Security and reliability are two issues that continue to concern those reluctant to embrace cloud technology. Thoran Rodrigues discusses some of the less obvious barriers to adoption and how they might be overcome.
There are several related enterprise concerns that slow down the adoption of cloud computing by companies, especially the large ones. First, there is the matter of security. Many companies are still unconvinced about the security of cloud environments, and unwilling to take any kind of risk, be it with their data or even with test environments. Another relevant concern is the issue of reliability. Cloud providers, especially the most prominent ones, haven't exactly displayed stellar past performance in terms of the uptime of their systems, and no IT department wants to be responsible for something that is out of their control.
Another important issue is the matter of cost. Vendors have spent a long time trying to convince everyone that moving to the cloud can result in huge cost savings, while this is not entirely true. The cloud can result in cost savings when used in the proper manner, but that is not true for all use cases. At the same time, many companies have made large investments in internal data centers, and they can't simply throw that out the window.
But these are only the most obvious barriers to cloud adoption, and they don't affect every company. Small and medium companies that haven't made significant investments in technology, and startups, should be jumping at the opportunity to hire virtual computing capacity from cloud providers: it reduces the need for initial investment and gives access to large-scale resources to anyone on a pay-as-you-go model. This is especially true for companies outside the US-Europe axis, where hardware and software costs are much higher and easy access to computing resources is much higher. So what other barriers are there?
Geographical and infrastructure barriers
The largest cloud vendors are companies located in the US. This is even truer for IaaS vendors: the top two contenders in this space, Amazon and Rackspace, are both American companies, based in the U.S. and with most of their operations there. This by itself creates several barriers for companies from outside the U.S. to adopt their services.
The first is a legal barrier. Many countries impose severe restrictions on what kind of data about its citizens can leave their national territory. For companies in these countries, adopting a cloud provider outside their national barriers is simply impossible if they want to comply with national legislation. Even in countries where there are no such laws, there is great concern about what happens when the data is stored in another country. Does it become subject to seizure laws of the hosting country? How do I comply with all the privacy legislation? While legal frameworks are slowly being created to answer these questions, there still isn't any definitive answer.
Another important barrier created by geographical separation is the language barrier. Outside of the U.S., the lack of support for cloud services in other languages becomes a real limiter to the adoption of these services, since companies can't always find people who can speak English, let alone those who are confident enough in their language skills to be able to discuss details of such critical services. Another issue that the language barrier generates is a possible misunderstanding of service provider's offerings. Non-native speakers can misunderstand several things in an offer as complex as those of cloud services, from the proposed SLA and features to limitations.

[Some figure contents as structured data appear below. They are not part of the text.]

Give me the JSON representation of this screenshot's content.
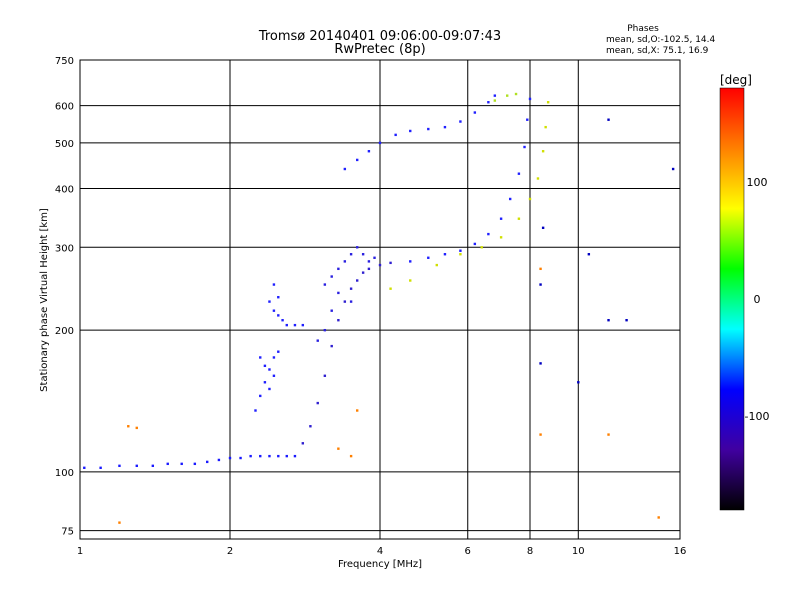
{
  "chart_data": {
    "type": "scatter",
    "title": "Tromsø 20140401 09:06:00-09:07:43",
    "subtitle": "RwPretec (8p)",
    "xlabel": "Frequency [MHz]",
    "ylabel": "Stationary phase Virtual Height [km]",
    "x_scale": "log",
    "y_scale": "log",
    "xlim": [
      1,
      16
    ],
    "ylim": [
      72,
      750
    ],
    "x_ticks": [
      1,
      2,
      4,
      6,
      8,
      10,
      16
    ],
    "y_ticks": [
      75,
      100,
      200,
      300,
      400,
      500,
      600,
      750
    ],
    "grid": true,
    "phases_box": {
      "heading": "Phases",
      "line1": "mean, sd,O:-102.5, 14.4",
      "line2": "mean, sd,X:  75.1, 16.9"
    },
    "colorbar": {
      "label": "[deg]",
      "range": [
        -180,
        180
      ],
      "ticks": [
        100,
        0,
        -100
      ],
      "colors": [
        "#ff0000",
        "#ff8000",
        "#ffff00",
        "#00ff00",
        "#00ffff",
        "#0000ff",
        "#4000a0",
        "#000000"
      ]
    },
    "series": [
      {
        "id": "o_low",
        "color": "#1a1aff",
        "points": [
          [
            1.02,
            102
          ],
          [
            1.1,
            102
          ],
          [
            1.2,
            103
          ],
          [
            1.3,
            103
          ],
          [
            1.4,
            103
          ],
          [
            1.5,
            104
          ],
          [
            1.6,
            104
          ],
          [
            1.7,
            104
          ],
          [
            1.8,
            105
          ],
          [
            1.9,
            106
          ],
          [
            2.0,
            107
          ],
          [
            2.1,
            107
          ],
          [
            2.2,
            108
          ],
          [
            2.3,
            108
          ],
          [
            2.4,
            108
          ],
          [
            2.5,
            108
          ],
          [
            2.6,
            108
          ],
          [
            2.7,
            108
          ]
        ]
      },
      {
        "id": "o_blob2",
        "color": "#2020ff",
        "points": [
          [
            2.25,
            135
          ],
          [
            2.3,
            145
          ],
          [
            2.35,
            155
          ],
          [
            2.4,
            165
          ],
          [
            2.45,
            175
          ],
          [
            2.5,
            180
          ],
          [
            2.3,
            175
          ],
          [
            2.35,
            168
          ],
          [
            2.4,
            150
          ],
          [
            2.45,
            160
          ]
        ]
      },
      {
        "id": "o_blob2b",
        "color": "#2020ff",
        "points": [
          [
            2.4,
            230
          ],
          [
            2.45,
            220
          ],
          [
            2.5,
            215
          ],
          [
            2.55,
            210
          ],
          [
            2.6,
            205
          ],
          [
            2.7,
            205
          ],
          [
            2.8,
            205
          ],
          [
            2.5,
            235
          ],
          [
            2.45,
            250
          ]
        ]
      },
      {
        "id": "o_rise3",
        "color": "#3020d0",
        "points": [
          [
            2.8,
            115
          ],
          [
            2.9,
            125
          ],
          [
            3.0,
            140
          ],
          [
            3.1,
            160
          ],
          [
            3.2,
            185
          ],
          [
            3.3,
            210
          ],
          [
            3.4,
            230
          ],
          [
            3.5,
            245
          ],
          [
            3.6,
            255
          ],
          [
            3.7,
            265
          ],
          [
            3.8,
            270
          ],
          [
            4.0,
            275
          ],
          [
            4.2,
            278
          ]
        ]
      },
      {
        "id": "o_cloud",
        "color": "#2a20e0",
        "points": [
          [
            3.1,
            250
          ],
          [
            3.2,
            260
          ],
          [
            3.3,
            270
          ],
          [
            3.4,
            280
          ],
          [
            3.5,
            290
          ],
          [
            3.6,
            300
          ],
          [
            3.7,
            290
          ],
          [
            3.8,
            280
          ],
          [
            3.9,
            285
          ],
          [
            3.3,
            240
          ],
          [
            3.5,
            230
          ],
          [
            3.1,
            200
          ],
          [
            3.2,
            220
          ],
          [
            3.0,
            190
          ]
        ]
      },
      {
        "id": "o_f2",
        "color": "#2020ff",
        "points": [
          [
            4.6,
            280
          ],
          [
            5.0,
            285
          ],
          [
            5.4,
            290
          ],
          [
            5.8,
            295
          ],
          [
            6.2,
            305
          ],
          [
            6.6,
            320
          ],
          [
            7.0,
            345
          ],
          [
            7.3,
            380
          ],
          [
            7.6,
            430
          ],
          [
            7.8,
            490
          ],
          [
            7.9,
            560
          ],
          [
            8.0,
            620
          ]
        ]
      },
      {
        "id": "o_upper",
        "color": "#2020ff",
        "points": [
          [
            3.4,
            440
          ],
          [
            3.6,
            460
          ],
          [
            3.8,
            480
          ],
          [
            4.0,
            500
          ],
          [
            4.3,
            520
          ],
          [
            4.6,
            530
          ],
          [
            5.0,
            535
          ],
          [
            5.4,
            540
          ],
          [
            5.8,
            555
          ],
          [
            6.2,
            580
          ],
          [
            6.6,
            610
          ],
          [
            6.8,
            630
          ]
        ]
      },
      {
        "id": "x_f2",
        "color": "#d0e000",
        "points": [
          [
            4.2,
            245
          ],
          [
            4.6,
            255
          ],
          [
            5.2,
            275
          ],
          [
            5.8,
            290
          ],
          [
            6.4,
            300
          ],
          [
            7.0,
            315
          ],
          [
            7.6,
            345
          ],
          [
            8.0,
            380
          ],
          [
            8.3,
            420
          ],
          [
            8.5,
            480
          ],
          [
            8.6,
            540
          ],
          [
            8.7,
            610
          ]
        ]
      },
      {
        "id": "x_upper",
        "color": "#b0e020",
        "points": [
          [
            6.8,
            615
          ],
          [
            7.2,
            630
          ],
          [
            7.5,
            635
          ]
        ]
      },
      {
        "id": "scatter_misc",
        "color": "#ff8000",
        "points": [
          [
            1.25,
            125
          ],
          [
            1.3,
            124
          ],
          [
            1.2,
            78
          ],
          [
            3.3,
            112
          ],
          [
            3.5,
            108
          ],
          [
            3.6,
            135
          ],
          [
            8.4,
            270
          ],
          [
            8.4,
            120
          ],
          [
            11.5,
            120
          ],
          [
            14.5,
            80
          ]
        ]
      },
      {
        "id": "scatter_blue",
        "color": "#0000c0",
        "points": [
          [
            11.5,
            560
          ],
          [
            15.5,
            440
          ],
          [
            12.5,
            210
          ],
          [
            10.5,
            290
          ],
          [
            8.5,
            330
          ],
          [
            8.4,
            250
          ],
          [
            8.4,
            170
          ],
          [
            10,
            155
          ],
          [
            11.5,
            210
          ]
        ]
      }
    ]
  }
}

The last barrier to widespread adoption is related to infrastructure. One of the basic assumptions of cloud-based services is that users have quality access to the Internet in order to be able to access and consume their services. In several countries around the world, however, this isn't a reality. Internet access is really poor, if not non-existent, and potential customers simply have no way of reaching the available services. Another related issue is latency. If a company is looking to use cloud resources in operational processes that require transferring a lot of data back-and-forth, a slow connection with high latency can become a problem.
Several of these barriers aren't exclusive to countries outside the U.S. and Europe. In many places in the U.S. itself, Internet connections aren't reliable enough that companies can use entirely cloud-based services. The language barrier exists even for countries in Europe where English isn't the first (or even second) language for the population. And a similar thing happens with the legislation. There is a regulatory "mess" surrounding countries from every continent.
Several different avenues are being adopted to solve these problems. Some are quite obvious: large cloud providers are opening data centers in several locations around the world, so that they can host data at any location their customers require. They are also making available Content Delivery Networks that can reduce the latency of content delivery to client applications or other locations. Governments are creating legal frameworks to facilitate the transference and hosting of content in separate locations.
We're also seeing the appearance of "local" cloud providers, focused on helping their home markets in ways that the large vendors can't compete with. These usually come in two "flavors": Local resellers, who simply resell the services of larger vendors with support and other services in the local language; and regional players, who build their data centers locally and thus can (theoretically, at least) offer better latency and connection speeds. No matter the path taken, however, overcoming these barriers is fundamental to achieving widespread cloud adoption.